How do we develop a healthy eating philosophy and sort through all of the competing eating ideas? I am going to explain here a very simple principle that is so reasonable you need not even look for proof. Follow along with me and see if you don’t agree.
Consider the following three premises:
1. Just like a tree is genetically adapted to absorb certain nutrients from the soil, a lion is genetically adapted to thrive on prey, and a deer is genetically adapted to browse on vegetation, so too, are humans genetically adapted to certain kinds of food.
2. The majority of foods we are presently exposed to are a product of the Agricultural/Industrial Revolution and occupy a small part of the genetic history of humans. (Refer back to the 276-mile timeline in which only a few inches represent industrial-type eating practices.)
3. The natural, genetically adapted food for humans must predate them. In other words, how could humans exist before the food they needed to survive existed? We were completely developed biologically prior to agriculture and any method of food processing. That means whatever diet archetypal humans ate was the perfect diet because that was the diet responsible for the existence and development of the incredibly complex human organism. That diet was the milieu, the environmental nutritional womb, if you will, from which we sprung.
Collision:
If you consider these three premises, the logical conclusion derived from them is that the best food for humans is that food which they would be able to eat as is, as it is found in nature.

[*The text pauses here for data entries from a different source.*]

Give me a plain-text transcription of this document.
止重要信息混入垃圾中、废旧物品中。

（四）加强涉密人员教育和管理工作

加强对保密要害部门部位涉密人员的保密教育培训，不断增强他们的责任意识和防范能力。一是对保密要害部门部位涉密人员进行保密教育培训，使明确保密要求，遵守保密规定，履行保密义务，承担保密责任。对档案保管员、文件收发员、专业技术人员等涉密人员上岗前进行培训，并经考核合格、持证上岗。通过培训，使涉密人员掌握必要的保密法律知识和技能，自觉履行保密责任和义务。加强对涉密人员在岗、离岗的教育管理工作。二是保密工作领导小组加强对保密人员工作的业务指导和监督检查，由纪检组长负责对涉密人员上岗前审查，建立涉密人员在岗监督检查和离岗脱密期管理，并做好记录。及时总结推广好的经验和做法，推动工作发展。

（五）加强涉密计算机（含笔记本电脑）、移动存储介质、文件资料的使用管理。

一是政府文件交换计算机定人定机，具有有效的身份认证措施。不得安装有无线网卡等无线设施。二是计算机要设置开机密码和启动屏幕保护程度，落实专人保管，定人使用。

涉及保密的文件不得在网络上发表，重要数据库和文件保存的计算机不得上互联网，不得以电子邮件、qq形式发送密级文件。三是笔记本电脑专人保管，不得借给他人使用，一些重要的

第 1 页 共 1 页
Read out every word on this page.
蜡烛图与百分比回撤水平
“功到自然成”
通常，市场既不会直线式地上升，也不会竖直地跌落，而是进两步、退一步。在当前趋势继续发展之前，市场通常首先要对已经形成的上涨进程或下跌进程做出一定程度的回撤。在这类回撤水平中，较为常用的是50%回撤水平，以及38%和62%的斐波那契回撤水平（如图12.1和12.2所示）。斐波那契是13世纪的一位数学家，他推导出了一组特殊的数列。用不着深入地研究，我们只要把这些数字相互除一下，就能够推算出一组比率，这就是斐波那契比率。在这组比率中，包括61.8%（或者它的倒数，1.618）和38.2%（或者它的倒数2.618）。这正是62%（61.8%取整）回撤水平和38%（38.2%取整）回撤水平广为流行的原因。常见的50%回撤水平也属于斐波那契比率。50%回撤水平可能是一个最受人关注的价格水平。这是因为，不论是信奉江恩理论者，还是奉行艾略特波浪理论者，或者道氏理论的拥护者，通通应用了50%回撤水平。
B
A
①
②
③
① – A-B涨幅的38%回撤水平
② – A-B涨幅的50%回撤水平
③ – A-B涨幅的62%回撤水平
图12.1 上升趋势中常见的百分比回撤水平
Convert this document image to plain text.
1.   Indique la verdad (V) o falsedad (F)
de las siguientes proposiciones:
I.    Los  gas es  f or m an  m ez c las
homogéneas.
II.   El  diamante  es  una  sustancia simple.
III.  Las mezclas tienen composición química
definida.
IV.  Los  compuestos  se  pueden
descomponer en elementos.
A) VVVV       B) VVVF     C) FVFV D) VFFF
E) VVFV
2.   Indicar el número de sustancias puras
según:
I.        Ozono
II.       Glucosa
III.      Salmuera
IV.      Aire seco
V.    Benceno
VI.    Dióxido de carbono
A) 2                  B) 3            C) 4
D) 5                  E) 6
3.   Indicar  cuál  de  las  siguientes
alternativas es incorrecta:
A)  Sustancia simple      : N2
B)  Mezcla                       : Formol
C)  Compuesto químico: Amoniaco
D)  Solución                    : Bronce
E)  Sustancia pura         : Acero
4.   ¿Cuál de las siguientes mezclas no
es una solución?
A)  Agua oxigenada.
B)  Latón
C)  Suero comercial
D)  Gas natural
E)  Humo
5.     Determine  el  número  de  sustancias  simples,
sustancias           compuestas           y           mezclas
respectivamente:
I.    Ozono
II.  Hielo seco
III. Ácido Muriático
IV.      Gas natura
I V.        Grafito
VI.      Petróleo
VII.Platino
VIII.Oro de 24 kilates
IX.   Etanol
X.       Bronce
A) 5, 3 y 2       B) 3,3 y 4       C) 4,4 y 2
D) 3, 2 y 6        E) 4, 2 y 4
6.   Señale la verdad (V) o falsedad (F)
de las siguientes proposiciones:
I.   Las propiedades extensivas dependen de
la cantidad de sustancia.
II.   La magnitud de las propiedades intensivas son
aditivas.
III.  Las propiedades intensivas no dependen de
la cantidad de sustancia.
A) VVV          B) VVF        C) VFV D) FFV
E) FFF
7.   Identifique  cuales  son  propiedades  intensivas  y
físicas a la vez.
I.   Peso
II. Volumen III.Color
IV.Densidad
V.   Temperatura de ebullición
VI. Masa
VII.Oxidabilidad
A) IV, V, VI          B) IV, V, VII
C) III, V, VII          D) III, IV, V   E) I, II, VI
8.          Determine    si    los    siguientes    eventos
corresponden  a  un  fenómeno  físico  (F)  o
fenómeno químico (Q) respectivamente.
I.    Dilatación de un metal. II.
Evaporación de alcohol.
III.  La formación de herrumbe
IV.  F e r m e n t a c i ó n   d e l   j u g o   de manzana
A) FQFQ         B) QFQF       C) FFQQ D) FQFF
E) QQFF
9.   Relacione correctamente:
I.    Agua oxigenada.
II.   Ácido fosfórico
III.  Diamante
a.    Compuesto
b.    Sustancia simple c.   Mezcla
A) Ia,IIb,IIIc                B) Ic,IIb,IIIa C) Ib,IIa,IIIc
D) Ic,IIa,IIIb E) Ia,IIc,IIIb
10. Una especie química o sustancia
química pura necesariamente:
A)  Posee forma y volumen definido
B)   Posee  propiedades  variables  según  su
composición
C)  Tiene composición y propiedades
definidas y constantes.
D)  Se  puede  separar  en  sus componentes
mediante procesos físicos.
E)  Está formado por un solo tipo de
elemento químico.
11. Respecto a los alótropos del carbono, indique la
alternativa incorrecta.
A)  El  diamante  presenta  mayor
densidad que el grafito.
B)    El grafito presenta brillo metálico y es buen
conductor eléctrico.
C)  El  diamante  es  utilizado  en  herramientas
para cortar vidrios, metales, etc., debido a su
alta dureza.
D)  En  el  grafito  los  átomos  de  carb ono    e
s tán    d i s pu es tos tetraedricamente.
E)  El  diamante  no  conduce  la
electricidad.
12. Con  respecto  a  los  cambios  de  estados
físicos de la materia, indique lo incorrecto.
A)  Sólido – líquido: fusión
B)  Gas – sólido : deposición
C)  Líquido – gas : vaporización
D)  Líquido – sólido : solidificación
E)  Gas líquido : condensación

Our tissues were designed to be bathed in food nutrients derived from natural living foods, not with dyes, preservatives, synthetics, nutritiously barren starches, and refined sugars and oils. Make no mistake; if we are not eating according to this principle, our bodies are in constant deficiency, imbalance, and toxin exposure. The result of generations ignoring this principle is an epidemic of obesity, chronic degenerative diseases, and the exhaustion of our digestive processes.